I didn't think it was clear that he required staff to assist him but he's been taking himself alone, or not. In any case, as harsh as it is, so much is run around liability control these days. I suspect that is the reason for the abrupt termination. If he hasn't run off or done something else significant and OP feels they aren't being honest with her, is that someone you'd want watching your child anyway?

JudgeRudy · 19/07/2023 08:11

I think the club have not managed this professionally. They have chosen the age limits so they must have an idea what a typical 5 year old behaviour is. On the first day did anyone speak to your child about this? You might need to check. Maybe they thought OK it's day 1, they're young and a bit nervous, we'll give them the benefit of the doubt. When it didn't improve on Tuesday, they concluded they were unsuitable.
That all sounds perfectly reasonable provided it was communicated properly, so staff have a word with your child and email you.
I'm a bit confused about the work email thing. Presumably you gave them that email at some stage so they've used it. I doubt someone has 'looked you up'.
Ultimately they've made their decision (which seems reasonable) and you need to accept it. Still, the communication wasn't great but they might consider these things when accepting young children next time.

GoodChat · 19/07/2023 08:12

Fair point @TheBlinkOfAnEye. Nobody wants someone caring for their child who sees them as an inconvenience.

NessieMcNessface · 19/07/2023 08:13

Poor behaviour from the club; I too would be very annoyed. Your husband should have been spoken to when he picked your little boy up last session. To email you at 8.43pm to say he can’t attend the following day is unacceptable and unprofessional.

LondonPapa · 19/07/2023 08:14

peoniesandpumpkins · 19/07/2023 00:36

@Pencilsaremylife yes i was worried he wouldn’t want it go to the toilet as would be too busy and would pee himself!!! Not this! So we did drill into him making hard he goes, could think that we do that maybe too well, but don’t think that’s it. He’s just seen something he wants to have a nosey at.

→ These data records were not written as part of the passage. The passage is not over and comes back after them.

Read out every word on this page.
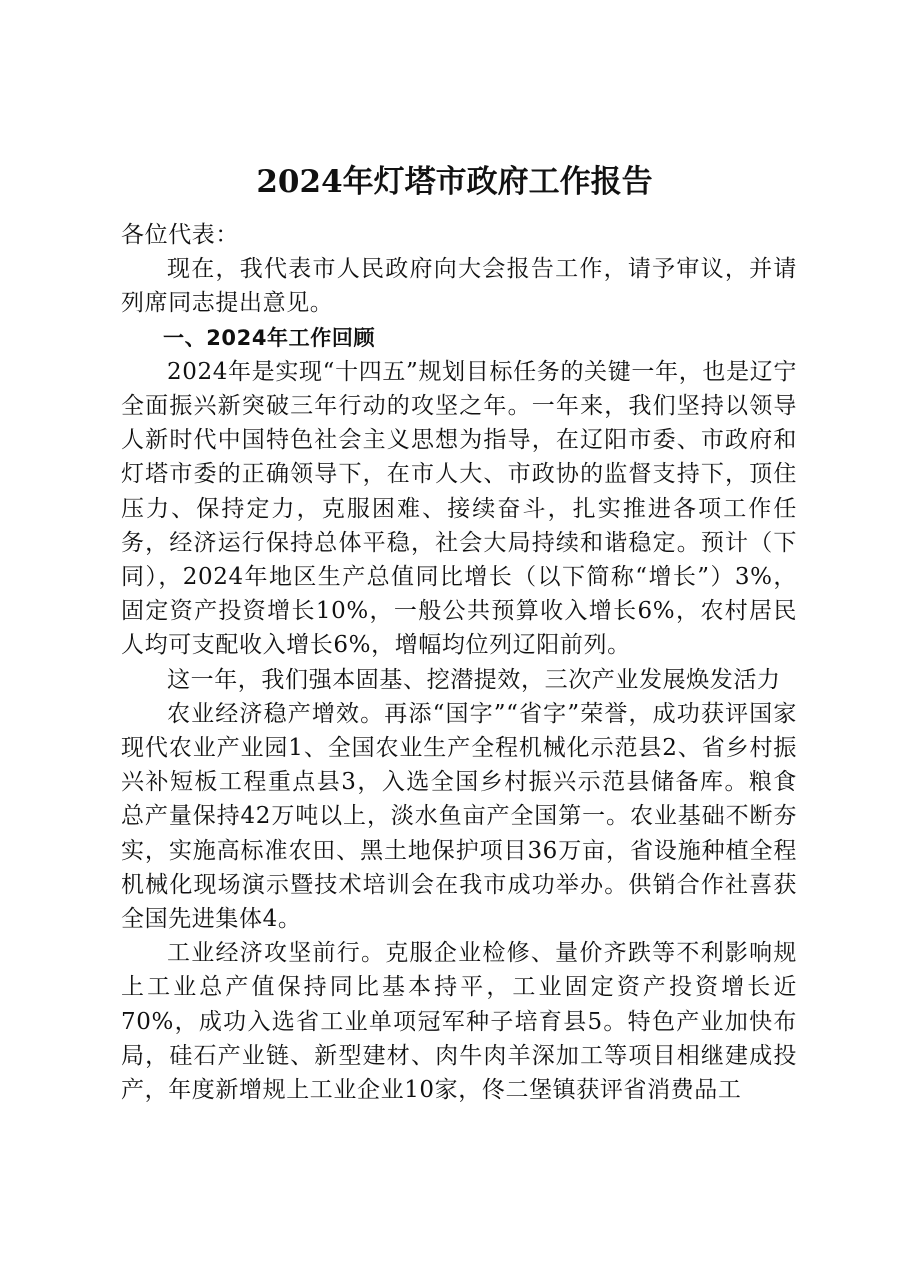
2024年灯塔市政府工作报告

各位代表：

现在，我代表市人民政府向大会报告工作，请予审议，并请列席同志提出意见。

一、2024年工作回顾

2024年是实现“十四五”规划目标任务的关键一年，也是辽宁全面振兴新突破三年行动的攻坚之年。一年来，我们坚持以领导人新时代中国特色社会主义思想为指导，在辽阳市委、市政府和灯塔市委的正确领导下，在市人大、市政协的监督支持下，顶住压力、保持定力，克服困难、接续奋斗，扎实推进各项工作任务，经济运行保持总体平稳，社会大局持续和谐稳定。预计（下同），2024年地区生产总值同比增长（以下简称“增长”）3%，固定资产投资增长10%，一般公共预算收入增长6%，农村居民人均可支配收入增长6%，增幅均位列辽阳前列。

这一年，我们强本固基、挖潜提效，三次产业发展焕发活力

农业经济稳产增效。再添“国字”“省字”荣誉，成功获评国家现代农业产业园1、全国农业生产全程机械化示范县2、省乡村振兴补短板工程重点县3，入选全国乡村振兴示范县储备库。粮食总产量保持42万吨以上，淡水鱼亩产全国第一。农业基础不断夯实，实施高标准农田、黑土地保护项目36万亩，省设施种植全程机械化现场演示暨技术培训会在我市成功举办。供销合作社喜获全国先进集体4。

工业经济攻坚前行。克服企业检修、量价齐跌等不利影响规上工业总产值保持同比基本持平，工业固定资产投资增长近70%，成功入选省工业单项冠军种子培育县5。特色产业加快布局，硅石产业链、新型建材、肉牛肉羊深加工等项目相继建成投产，年度新增规上工业企业10家，佟二堡镇获评省消费品工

shit having to work during the holidays isn’t! Can’t win!

I read most of the comments but this one stood out. You were so worried he’d wet himself, you made it clear he had to use the facilities more often. You screwed your child out of an enjoyable experience because of your own insecurities.

YABU and need to step back. Don’t force your worries on your child who then takes it to the extreme of constant toilet breaks.

Walkaround · 19/07/2023 08:14

Maybe they find him a safeguarding risk - can’t constantly take him to the toilet, but constantly having to find out why he hasn’t come back from it, yet, so the people running it have been told he now has to be accompanied there and back from now on, and they are unable to accommodate this. I think maybe your mother failed to pass a message on adequately. If you knew your ds was prone to “trying it on,” you were strangely reticent about finding out what they really meant by him knowing where the toilet is - they obviously made it clear enough this was outside the nom that your mother passed that comment on to you. That said, I think they have handled it badly, but they have the majority of children to consider, and maybe it is annoying them and disrupting their tennis/their parents are complaining?

FeelingwearyFeeelingsmall · 19/07/2023 08:15

If going to the loo is more interesting than his activity he isn't enjoying it quite as much as he says he is. I used to use going to the loo as an excuse to get out of boring activities quite often. (I actually still do) But only ever when I was bored. If I was interested in what was going on I could hold on for hours!

it sounds like they are right - he may well be enjoying moments of this camp a great deal but he doesn't yet have the attention span to focus for long periods at a time.

MegBusset · 19/07/2023 08:16

OP I feel for you and your 5yo and think they’ve handled this really poorly.

They’re clearly not set up to manage younger DC and should have set an older age level. But having booked him onto the course I think they should have been able to at least give you a few days’ notice.